Calibration of the isotopic paleothermometer is therefore essential, and is realised through different methods. Station data can be used at the seasonal and interannual scales, isotopes of other gases at decadal to centennial scales (Guillevic et al. 2013) and borehole temperature measurements at millennial scales (Orsi et al. 2017). Finally, climate models which represent isotopic processes (called “isotope-enabled”) can be used to infer the isotope-temperature relationship with a direct control on the time scale and on the period. For instance, Sime et al. (2009) highlighted that for warm interglacial conditions, the isotope-temperature relationship can become non-linear whereas it is not the case for cooler (glacial) conditions.

The δ18O versus temperature relationships found in the literature (Fig. 2) span values ranging between 0.2 ‰/°C to 1.5 ‰/°C. From this compilation, it is clear that a more complex framework than simple linear regression to temperature is necessary to interpret the isotopic signal.

Conclusions

If water isotopes from ice core records are insightful tools to reconstruct past climates, there are fundamental limits to their power of reconstruction.

The above therefore calls for a careful use of isotopic records when these time-series are used for general inferences about the climate system (e.g.
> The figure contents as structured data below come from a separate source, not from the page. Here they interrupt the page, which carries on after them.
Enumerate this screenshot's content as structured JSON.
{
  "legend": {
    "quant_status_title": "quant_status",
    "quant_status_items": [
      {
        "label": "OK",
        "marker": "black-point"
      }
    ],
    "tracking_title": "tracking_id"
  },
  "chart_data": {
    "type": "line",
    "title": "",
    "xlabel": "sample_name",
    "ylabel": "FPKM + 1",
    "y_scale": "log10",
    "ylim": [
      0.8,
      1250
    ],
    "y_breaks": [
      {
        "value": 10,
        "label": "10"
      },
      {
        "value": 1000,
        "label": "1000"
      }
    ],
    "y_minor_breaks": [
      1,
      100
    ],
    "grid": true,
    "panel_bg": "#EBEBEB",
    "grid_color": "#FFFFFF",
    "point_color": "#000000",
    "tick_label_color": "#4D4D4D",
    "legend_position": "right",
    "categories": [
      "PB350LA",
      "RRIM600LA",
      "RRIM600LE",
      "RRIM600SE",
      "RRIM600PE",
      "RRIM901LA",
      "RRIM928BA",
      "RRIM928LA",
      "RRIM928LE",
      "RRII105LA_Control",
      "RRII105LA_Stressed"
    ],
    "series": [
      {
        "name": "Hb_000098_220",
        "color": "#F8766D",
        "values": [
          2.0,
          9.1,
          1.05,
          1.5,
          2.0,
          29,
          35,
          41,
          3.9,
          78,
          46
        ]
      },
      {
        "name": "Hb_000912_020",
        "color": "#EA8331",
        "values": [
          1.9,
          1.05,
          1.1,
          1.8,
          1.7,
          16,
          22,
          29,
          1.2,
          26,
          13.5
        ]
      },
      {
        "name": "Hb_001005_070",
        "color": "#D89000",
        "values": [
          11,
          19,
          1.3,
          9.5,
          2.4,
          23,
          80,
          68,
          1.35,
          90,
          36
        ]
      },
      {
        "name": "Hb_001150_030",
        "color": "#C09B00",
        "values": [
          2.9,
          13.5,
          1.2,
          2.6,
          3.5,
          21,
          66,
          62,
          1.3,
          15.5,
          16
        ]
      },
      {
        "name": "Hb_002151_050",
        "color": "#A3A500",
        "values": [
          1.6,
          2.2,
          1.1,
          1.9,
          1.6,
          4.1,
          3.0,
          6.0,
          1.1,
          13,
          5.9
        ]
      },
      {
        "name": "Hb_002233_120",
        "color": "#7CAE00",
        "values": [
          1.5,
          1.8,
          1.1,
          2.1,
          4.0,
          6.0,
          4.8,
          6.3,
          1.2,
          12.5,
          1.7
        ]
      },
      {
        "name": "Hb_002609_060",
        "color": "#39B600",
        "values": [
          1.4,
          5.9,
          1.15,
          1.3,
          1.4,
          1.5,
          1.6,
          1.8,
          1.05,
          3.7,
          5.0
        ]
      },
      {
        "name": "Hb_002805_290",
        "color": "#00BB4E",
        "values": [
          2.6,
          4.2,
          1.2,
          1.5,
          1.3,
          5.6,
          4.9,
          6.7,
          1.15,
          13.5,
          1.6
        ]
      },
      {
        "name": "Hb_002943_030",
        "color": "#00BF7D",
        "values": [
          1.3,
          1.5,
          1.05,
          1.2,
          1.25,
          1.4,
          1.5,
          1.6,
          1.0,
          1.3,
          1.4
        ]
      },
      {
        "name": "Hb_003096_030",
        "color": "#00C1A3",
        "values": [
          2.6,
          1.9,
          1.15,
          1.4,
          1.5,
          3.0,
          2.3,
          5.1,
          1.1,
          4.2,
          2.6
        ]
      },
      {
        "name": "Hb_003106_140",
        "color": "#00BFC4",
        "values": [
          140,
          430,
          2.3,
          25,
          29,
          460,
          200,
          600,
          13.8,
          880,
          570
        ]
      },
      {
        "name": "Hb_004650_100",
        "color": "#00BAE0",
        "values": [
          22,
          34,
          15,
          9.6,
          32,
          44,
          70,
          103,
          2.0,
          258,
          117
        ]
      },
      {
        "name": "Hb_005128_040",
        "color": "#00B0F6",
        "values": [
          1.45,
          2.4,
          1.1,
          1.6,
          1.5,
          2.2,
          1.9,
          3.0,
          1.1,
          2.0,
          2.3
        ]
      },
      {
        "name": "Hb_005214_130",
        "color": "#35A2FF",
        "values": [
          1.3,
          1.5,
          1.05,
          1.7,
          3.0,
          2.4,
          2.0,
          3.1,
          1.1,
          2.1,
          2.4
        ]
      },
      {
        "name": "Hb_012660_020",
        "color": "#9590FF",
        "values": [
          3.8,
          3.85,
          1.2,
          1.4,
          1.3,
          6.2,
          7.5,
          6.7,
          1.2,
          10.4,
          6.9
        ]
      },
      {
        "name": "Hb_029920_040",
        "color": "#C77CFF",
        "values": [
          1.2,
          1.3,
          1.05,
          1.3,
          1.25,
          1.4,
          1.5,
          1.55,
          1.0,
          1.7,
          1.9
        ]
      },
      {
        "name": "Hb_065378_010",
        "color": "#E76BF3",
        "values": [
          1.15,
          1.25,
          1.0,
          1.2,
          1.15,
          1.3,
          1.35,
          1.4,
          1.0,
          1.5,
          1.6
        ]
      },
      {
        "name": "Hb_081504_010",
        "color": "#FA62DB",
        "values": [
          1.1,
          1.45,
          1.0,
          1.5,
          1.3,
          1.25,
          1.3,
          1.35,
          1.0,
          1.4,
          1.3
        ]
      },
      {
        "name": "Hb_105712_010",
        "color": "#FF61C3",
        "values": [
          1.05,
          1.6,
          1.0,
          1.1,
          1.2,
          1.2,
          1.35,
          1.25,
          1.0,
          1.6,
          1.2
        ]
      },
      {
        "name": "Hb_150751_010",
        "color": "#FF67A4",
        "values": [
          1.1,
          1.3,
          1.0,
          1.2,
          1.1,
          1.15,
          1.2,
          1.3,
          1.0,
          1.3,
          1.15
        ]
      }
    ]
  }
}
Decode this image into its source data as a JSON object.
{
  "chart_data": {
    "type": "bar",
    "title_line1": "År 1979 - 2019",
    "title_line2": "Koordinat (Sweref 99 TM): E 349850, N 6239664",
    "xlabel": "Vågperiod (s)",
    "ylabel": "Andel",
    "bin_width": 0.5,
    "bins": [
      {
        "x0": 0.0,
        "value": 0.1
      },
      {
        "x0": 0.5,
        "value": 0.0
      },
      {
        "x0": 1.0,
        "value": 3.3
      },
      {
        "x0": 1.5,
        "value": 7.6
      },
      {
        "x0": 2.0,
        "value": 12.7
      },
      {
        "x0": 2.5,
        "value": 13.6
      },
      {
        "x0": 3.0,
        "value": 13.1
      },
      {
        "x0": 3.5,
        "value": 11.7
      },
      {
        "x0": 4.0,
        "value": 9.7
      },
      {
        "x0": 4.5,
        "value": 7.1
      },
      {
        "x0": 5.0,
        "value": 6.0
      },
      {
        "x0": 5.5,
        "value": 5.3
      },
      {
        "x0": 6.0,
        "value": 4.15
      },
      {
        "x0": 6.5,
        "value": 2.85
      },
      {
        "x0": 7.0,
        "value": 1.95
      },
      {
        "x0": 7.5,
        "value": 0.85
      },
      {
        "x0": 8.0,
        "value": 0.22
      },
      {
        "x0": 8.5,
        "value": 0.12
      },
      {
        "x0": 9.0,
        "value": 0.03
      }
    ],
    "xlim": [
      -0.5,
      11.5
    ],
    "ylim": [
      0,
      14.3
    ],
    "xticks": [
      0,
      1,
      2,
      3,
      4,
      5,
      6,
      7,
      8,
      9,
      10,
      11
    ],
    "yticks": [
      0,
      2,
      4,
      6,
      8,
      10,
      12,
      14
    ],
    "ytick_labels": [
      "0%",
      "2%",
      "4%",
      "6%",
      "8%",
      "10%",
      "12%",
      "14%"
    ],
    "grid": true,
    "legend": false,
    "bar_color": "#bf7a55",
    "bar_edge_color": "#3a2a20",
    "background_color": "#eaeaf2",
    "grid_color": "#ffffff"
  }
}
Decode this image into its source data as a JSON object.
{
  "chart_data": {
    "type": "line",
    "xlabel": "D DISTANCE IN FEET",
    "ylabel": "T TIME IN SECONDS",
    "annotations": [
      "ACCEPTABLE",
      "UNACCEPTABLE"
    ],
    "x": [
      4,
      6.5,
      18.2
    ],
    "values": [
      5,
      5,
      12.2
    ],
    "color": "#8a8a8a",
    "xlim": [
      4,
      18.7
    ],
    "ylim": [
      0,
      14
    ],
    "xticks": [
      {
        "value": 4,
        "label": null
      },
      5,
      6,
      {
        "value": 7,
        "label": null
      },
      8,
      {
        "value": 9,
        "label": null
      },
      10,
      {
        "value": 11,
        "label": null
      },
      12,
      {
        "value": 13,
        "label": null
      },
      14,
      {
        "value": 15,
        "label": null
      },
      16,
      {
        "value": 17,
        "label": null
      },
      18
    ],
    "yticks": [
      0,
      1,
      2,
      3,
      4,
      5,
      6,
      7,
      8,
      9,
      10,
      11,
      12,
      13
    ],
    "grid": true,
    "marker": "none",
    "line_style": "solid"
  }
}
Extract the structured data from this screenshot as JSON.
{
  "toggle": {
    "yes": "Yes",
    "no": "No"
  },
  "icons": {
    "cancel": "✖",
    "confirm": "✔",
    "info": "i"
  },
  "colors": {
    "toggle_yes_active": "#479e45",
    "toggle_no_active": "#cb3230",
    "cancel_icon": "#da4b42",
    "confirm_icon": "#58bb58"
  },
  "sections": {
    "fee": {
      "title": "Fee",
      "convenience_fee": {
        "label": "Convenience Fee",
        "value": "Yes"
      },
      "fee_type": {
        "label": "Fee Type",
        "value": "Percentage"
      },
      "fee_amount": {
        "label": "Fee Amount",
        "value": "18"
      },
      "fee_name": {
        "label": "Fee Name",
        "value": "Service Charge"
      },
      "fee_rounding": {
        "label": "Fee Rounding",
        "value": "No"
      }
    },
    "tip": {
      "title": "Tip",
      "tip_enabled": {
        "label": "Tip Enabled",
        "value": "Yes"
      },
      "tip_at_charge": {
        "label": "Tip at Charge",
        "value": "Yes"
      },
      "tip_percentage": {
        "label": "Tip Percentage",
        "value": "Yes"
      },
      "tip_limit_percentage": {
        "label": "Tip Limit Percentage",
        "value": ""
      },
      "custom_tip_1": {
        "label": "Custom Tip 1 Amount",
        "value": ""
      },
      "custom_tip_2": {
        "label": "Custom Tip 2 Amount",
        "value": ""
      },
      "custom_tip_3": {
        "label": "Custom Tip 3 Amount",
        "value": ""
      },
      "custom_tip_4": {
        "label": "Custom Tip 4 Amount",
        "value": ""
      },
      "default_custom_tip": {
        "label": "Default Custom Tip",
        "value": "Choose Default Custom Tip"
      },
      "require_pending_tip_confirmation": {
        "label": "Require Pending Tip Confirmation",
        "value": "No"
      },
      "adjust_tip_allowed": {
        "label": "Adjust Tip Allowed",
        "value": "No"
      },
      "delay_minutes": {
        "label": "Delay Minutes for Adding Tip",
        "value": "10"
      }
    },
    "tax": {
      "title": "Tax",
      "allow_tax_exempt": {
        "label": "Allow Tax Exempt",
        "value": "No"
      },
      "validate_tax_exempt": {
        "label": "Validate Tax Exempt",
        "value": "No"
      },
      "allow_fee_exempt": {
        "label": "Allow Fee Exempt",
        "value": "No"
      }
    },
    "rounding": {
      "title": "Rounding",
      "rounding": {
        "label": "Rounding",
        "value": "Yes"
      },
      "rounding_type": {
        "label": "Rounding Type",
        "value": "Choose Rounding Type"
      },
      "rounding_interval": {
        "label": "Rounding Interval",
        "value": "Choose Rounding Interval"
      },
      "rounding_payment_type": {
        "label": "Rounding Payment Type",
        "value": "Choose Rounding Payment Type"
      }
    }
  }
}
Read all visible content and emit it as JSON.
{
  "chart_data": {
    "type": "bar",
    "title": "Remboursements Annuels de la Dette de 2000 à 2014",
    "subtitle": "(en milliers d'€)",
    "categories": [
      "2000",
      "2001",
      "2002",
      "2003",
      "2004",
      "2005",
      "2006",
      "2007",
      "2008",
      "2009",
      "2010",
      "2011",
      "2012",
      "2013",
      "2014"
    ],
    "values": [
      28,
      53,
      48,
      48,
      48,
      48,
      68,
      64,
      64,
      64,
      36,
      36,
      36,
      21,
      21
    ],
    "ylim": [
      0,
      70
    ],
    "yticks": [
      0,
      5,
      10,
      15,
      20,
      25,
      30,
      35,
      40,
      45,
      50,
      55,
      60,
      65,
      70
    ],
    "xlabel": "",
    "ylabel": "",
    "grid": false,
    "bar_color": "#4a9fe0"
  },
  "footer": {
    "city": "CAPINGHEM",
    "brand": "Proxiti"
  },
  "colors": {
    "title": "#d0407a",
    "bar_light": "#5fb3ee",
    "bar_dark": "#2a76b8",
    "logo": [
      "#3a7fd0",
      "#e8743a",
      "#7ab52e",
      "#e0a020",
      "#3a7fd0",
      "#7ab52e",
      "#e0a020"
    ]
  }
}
Huybers and Curry (2006)). A possible way forward is to use isotope-enabled global climate models (Sime et al. 2009). A complementary approach is to undertake process field studies (Casado et al. 2016), which can help to evaluate how the isotopic signal is modified after the deposition, and how the relationship between isotopes and temperature is altered at the seasonal and inter annual timescales.

The Beyond EPICA – Oldest Ice project plans to retrieve an ice core in Antarctica in which over 1.5 million years of climatic record could be retrieved. This will enable to go further back than the 800, 000 years old ice core obtained at Dome C and thus, would be a breakthrough into studying the changes in orbital forcing during the mid-Pleistocene transition (900 to 1,200 thousand years ago) during which the glacial-interglacial cycles shifted from lasting 41, 000 years on average to 100, 000 years.